What Are Scope 3 Category 15 Emissions?


Why the most indirect emissions in banking may carry the most direct risk

In sustainable finance, Scope 3 emissions are the trickiest to measure—but also the most revealing. And within the 15 categories of Scope 3, Category 15—“Investments”—is where banks and asset managers find their climate footprint.



Scope 3 Category 15 refers to emissions associated with the investments or loans a financial institution makes.
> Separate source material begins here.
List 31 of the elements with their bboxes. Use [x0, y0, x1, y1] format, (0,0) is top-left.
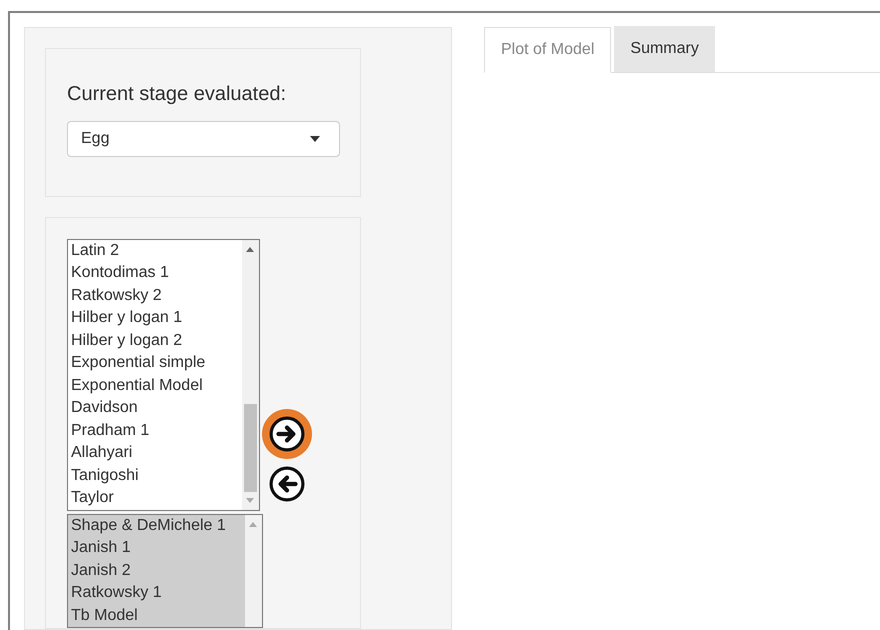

In other words, it captures the indirect emissions “financed” through capital allocation.



Example: If a bank lends to a coal plant operator, or owns shares in a cement producer, it is effectively “financing” their emissions.



Why it’s a big deal:


  1. For many financial institutions, over 95% of total emissions are in Category 15.
  2. It links capital to climate risk: the bigger the carbon footprint of your clients, the bigger your financed emissions.
  3. It’s central to the Partnership for Carbon Accounting Financials (PCAF) methodology, which is now globally recognized.


Challenges and considerations:


  1. Data quality: Emissions must often be estimated, not directly reported.
  2. Attribution rules: Share of emissions is based on ownership or loan exposure.
  3. Portfolio alignment: Scope 3 Category 15 is central to setting net-zero targets and aligning portfolios with 1.5°C pathways.

Banks, asset managers, and insurers are under growing pressure to measure, disclose, and reduce these emissions—and eventually link them to incentives and capital costs.